I need to prove $7|13^n-6^n$ for $n$ being any positive integer.
Using induction I have the following:
Base case:
$n=0$: $13^0-6^0 = 1-1 = 0, 7|0$
so, generally you could say:
$7|13^k-6^k , n = k \ge 1$
so, prove the $(k+1)$ situation:
$13^{(k+1)}-6^{(k+1)}$
$13 \cdot 13^k-6 \cdot 6^k$
And then I'm stuck....where do I go from here?
On
Write $13^n-6^n=(14-1)^n-(7-1)^n$. Expand using the binomial theorem; the $1$'s cancel and you're left only with multiples of $7$.
On
There's always this:
$$\begin{split} x^2-y^2 &= (x-y)(x+y)\\ x^3-y^3 &= (x-y)(x^2+xy+y^2)\\ x^4-y^4 &= (x-y)(x^3 +x^2y+xy^2+y^3)\\ &\vdots\\ x^n-y^n &= (x-y)\left(\sum_{i=1}^{n}x^{n-i}y^{i-1}\right) \mid n\in \mathbb{N} \end{split}$$
In the above, let $x=13$ and $y=6$. Then you can visually see that no matter what $n\in \mathbb{N}$ is, $ 7\mid 13^n-6^n$. And more generally, $x-y \mid x^n-y^n$.

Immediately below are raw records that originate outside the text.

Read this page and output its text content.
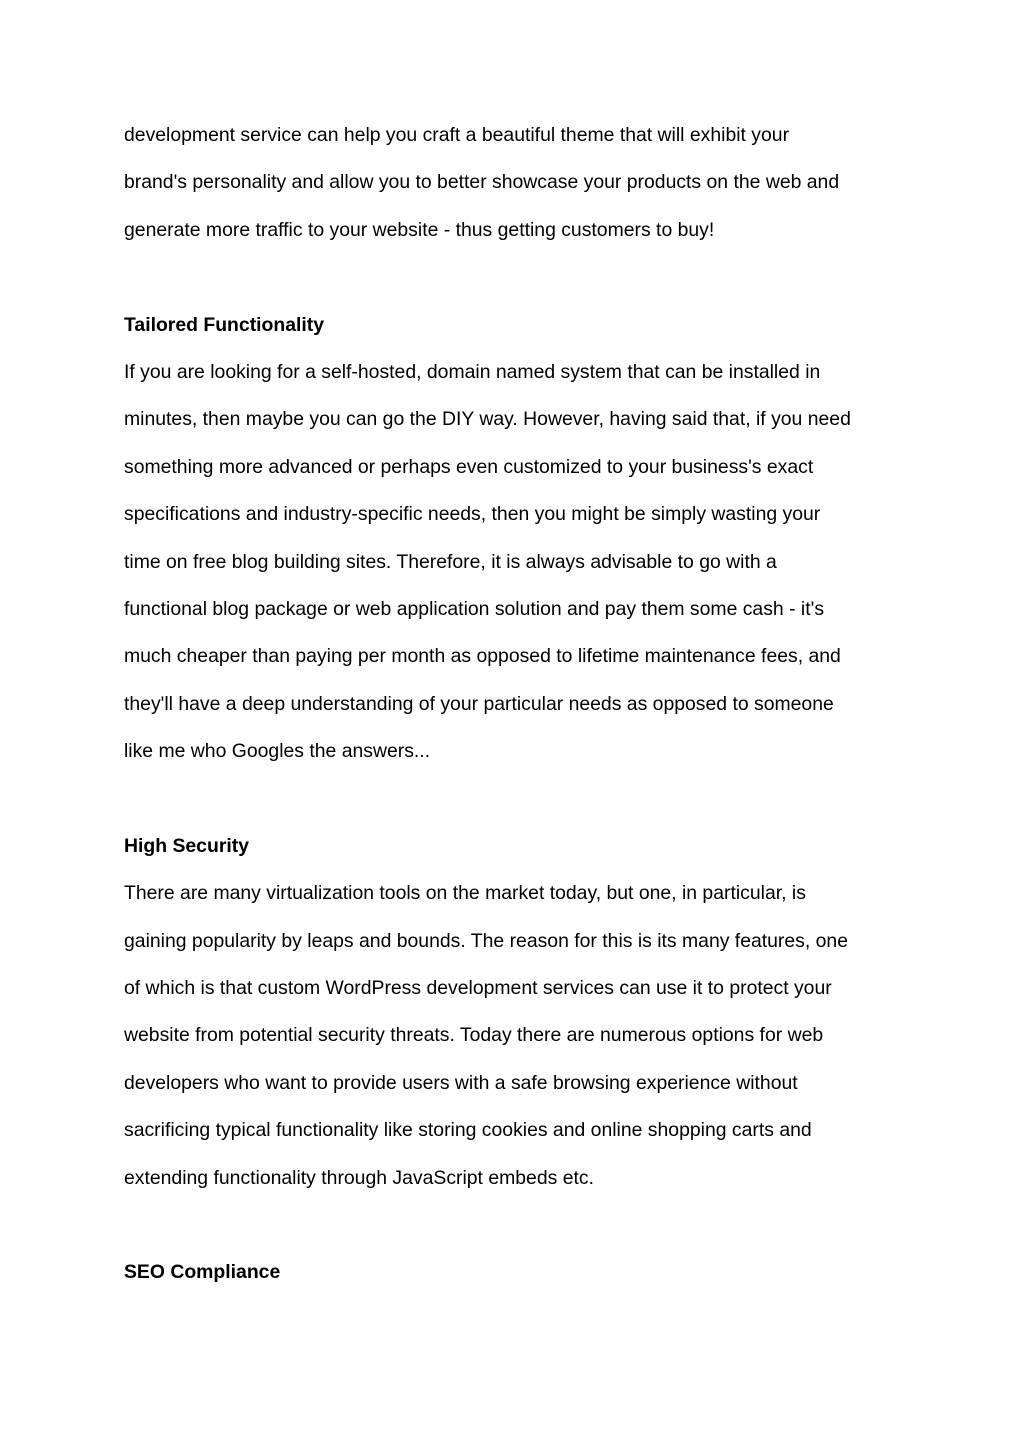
development service can help you craft a beautiful theme that will exhibit your

brand's personality and allow you to better showcase your products on the web and

generate more traffic to your website - thus getting customers to buy!

Tailored Functionality

If you are looking for a self-hosted, domain named system that can be installed in

minutes, then maybe you can go the DIY way. However, having said that, if you need

something more advanced or perhaps even customized to your business's exact

specifications and industry-specific needs, then you might be simply wasting your

time on free blog building sites. Therefore, it is always advisable to go with a

functional blog package or web application solution and pay them some cash - it's

much cheaper than paying per month as opposed to lifetime maintenance fees, and

they'll have a deep understanding of your particular needs as opposed to someone

like me who Googles the answers...

High Security

There are many virtualization tools on the market today, but one, in particular, is

gaining popularity by leaps and bounds. The reason for this is its many features, one

of which is that custom WordPress development services can use it to protect your

website from potential security threats. Today there are numerous options for web

developers who want to provide users with a safe browsing experience without

sacrificing typical functionality like storing cookies and online shopping carts and

extending functionality through JavaScript embeds etc.

SEO Compliance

First, show that this is true for $n=1$:
$13^{1}-6^{1}=7$
Second, assume that this is true for $n$:
$13^{n}-6^{n}=7k$
Third, prove that this is true for $n+1$:
$13^{n+1}-6^{n+1}=$
$13\cdot13^{n}-6\cdot6^{n}=$
$(7+6)\cdot13^{n}-6\cdot6^{n}=$
$7\cdot13^{n}+6\cdot13^{n}-6\cdot6^{n}=$
$7\cdot13^{n}+6\cdot(\color{red}{13^{n}-6^{n}})=$
$7\cdot13^{n}+6\cdot\color{red}{7k}=$
$7\cdot13^{n}+7\cdot6k=$
$7\cdot(13^{n}+6k)$
Please note that the assumption is used only in the part marked red.